Netflix, Amazon and Hulu will all let you stream old TV shows and movies. The difference is that Netflix and Amazon don’t have ads and that Hulu does — even for its $8 a month subscription service.
Now Hulu is offering an ad-free option as well, if you’re willing to pay extra.
Hulu will charge $12 a month for its ad-free version, while continuing to market its ad-supported service. Netflix charges new subscribers $9 a month for its service; Amazon streams video for free for people who subscribe to its $99-a-year Prime shipping service.
The Wall Street Journal had previously reported on Hulu’s plans.
Hulu is jointly owned by Disney, 21st Century Fox and Comcast’s NBCUniversal*, and those companies are heavily invested in the business of selling TV ads.
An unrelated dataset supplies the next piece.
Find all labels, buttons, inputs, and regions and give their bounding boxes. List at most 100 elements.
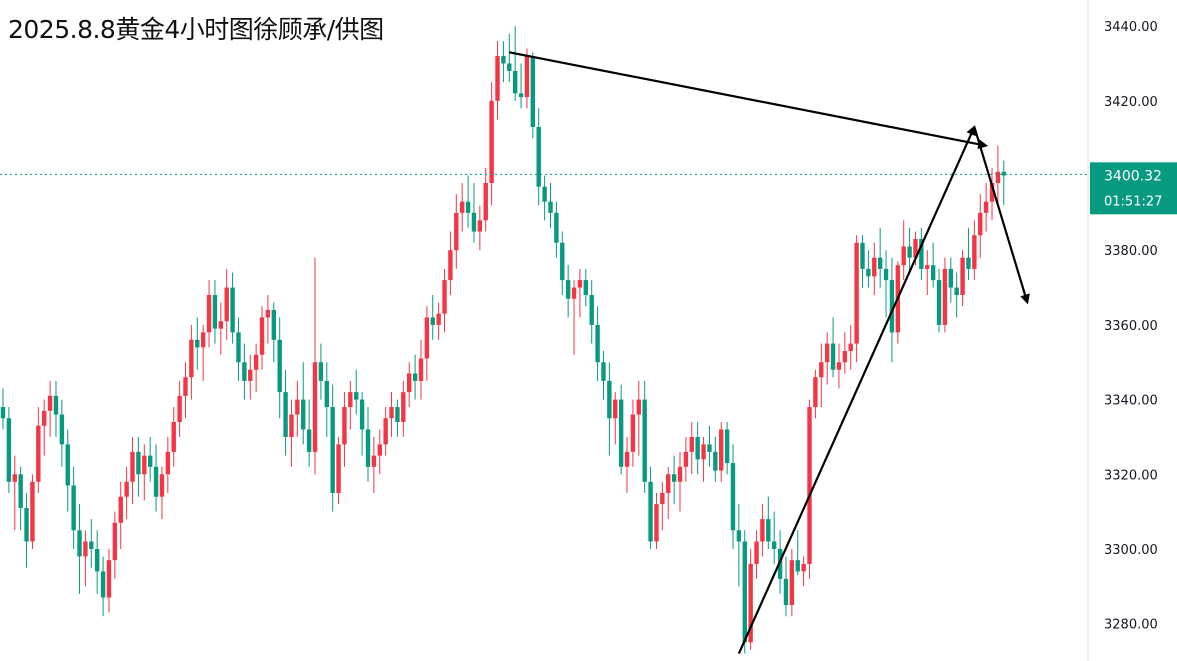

Hulu won’t come out and say this out loud, but the 50 percent price jump between the two versions is meant to give most of Hulu’s nine million subscribers a reason to keep the version they have, and not hasten the erosion of the ad model.
Hulu CEO Mike Hopkins will say that he expects a “solid majority” of Hulu’s subscribers will end up with the lower-priced version.
Hopkins says getting the various rights owners for the Hulu catalog — which includes TV shows from NBC, ABC and Fox as well as stuff from other networks, plus movies (note the Epix deal it just signed), plus stuff Hulu is creating on its own — to agree to the ad-free option took months.
As a sign of how difficult it is to line this stuff up, Hulu’s ad-free version comes with one small asterisk. Seven Hulu shows — “New Girl,” “Scandal,” “How to Get Away With Murder,” “Grey’s Anatomy,” “Once Upon a Time,” “Agents of Shield” and “Grimm” — will be what Hulu is referring to internally as “exception shows,” which means they will run with ads even on the ad-free version.
But this is a pretty minor concession: While the shows will have a 15-second commercial before they start and a 30-second ad after they end, there won’t be any commercials in the middle of the programs.